Carmen Maria Machado – Foto: Art Streiber

Wie sinnlich und mitreißend Machado diese leidenschaftlichen Anfänge beschreibt, ist – wie sich im Lauf der Lektüre herauskristallisiert – ein auf subtile Weise verstörender Kunstgriff. Denn als die Fassade der „Frau aus dem Traumhaus“ allmählich zu bröckeln beginnt, können wir uns schwerlich auf die oft bemühte Position zurückziehen: Warum verlässt Carmen diese Frau nicht einfach? So unbehaglich es sich auch anfühlen mag, wir verstehen, warum sie diese Intensität, dieses bedingungslose Begehrtwerden nur schwer loslassen kann.
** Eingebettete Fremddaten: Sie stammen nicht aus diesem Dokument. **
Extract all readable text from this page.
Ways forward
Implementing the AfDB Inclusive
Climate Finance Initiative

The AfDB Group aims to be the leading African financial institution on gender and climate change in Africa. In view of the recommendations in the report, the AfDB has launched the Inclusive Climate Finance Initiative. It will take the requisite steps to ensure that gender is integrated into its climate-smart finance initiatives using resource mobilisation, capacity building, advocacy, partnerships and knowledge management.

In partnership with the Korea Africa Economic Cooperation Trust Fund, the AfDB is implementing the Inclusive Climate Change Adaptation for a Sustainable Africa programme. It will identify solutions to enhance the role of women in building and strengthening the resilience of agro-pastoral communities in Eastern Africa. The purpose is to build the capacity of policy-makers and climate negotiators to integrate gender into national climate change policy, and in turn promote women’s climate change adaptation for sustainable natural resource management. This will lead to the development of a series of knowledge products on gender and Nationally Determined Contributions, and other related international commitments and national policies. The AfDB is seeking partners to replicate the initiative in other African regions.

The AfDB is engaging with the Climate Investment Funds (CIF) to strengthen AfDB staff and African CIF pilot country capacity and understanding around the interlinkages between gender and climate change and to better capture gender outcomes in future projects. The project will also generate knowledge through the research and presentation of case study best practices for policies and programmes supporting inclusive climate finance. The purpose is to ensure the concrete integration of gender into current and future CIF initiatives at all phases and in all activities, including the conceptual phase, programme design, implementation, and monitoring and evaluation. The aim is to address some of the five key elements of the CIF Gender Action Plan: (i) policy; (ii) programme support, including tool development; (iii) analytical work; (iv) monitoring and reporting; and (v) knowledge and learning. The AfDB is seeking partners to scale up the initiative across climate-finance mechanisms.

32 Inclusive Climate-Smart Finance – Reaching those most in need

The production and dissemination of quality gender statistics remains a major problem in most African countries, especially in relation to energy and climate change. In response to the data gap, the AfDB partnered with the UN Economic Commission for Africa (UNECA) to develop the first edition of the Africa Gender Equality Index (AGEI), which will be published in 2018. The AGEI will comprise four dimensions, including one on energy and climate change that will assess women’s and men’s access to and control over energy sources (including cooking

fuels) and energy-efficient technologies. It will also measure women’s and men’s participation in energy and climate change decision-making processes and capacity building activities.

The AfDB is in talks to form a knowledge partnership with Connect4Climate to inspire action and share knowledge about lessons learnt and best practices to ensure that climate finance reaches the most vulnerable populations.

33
Zumal Carmen zunächst kaum einzuordnen vermag, wohin ihre Beziehung abdriftet: Vielleicht lassen sich die jähen Eifersuchtsanfälle der „Frau aus dem Traumhaus“ als Ausdruck von Leidenschaft auslegen, ihre wütende Enttäuschung über jedes „Nein“, jede Grenze, die Carmen ihr setzt, als eine verdrehte Form von Liebe. Schließlich ist die Freundin bereits am nächsten Tag, ja manchmal schon Minuten später, so zärtlich wie eh und je. „Warum weinst du denn?“ fragt sie, kurz nachdem sie Carmen angeschrien, bedroht, durchs Haus  gejagt hat – ganz so als sei sie soeben aus einem bösen Traum erwacht.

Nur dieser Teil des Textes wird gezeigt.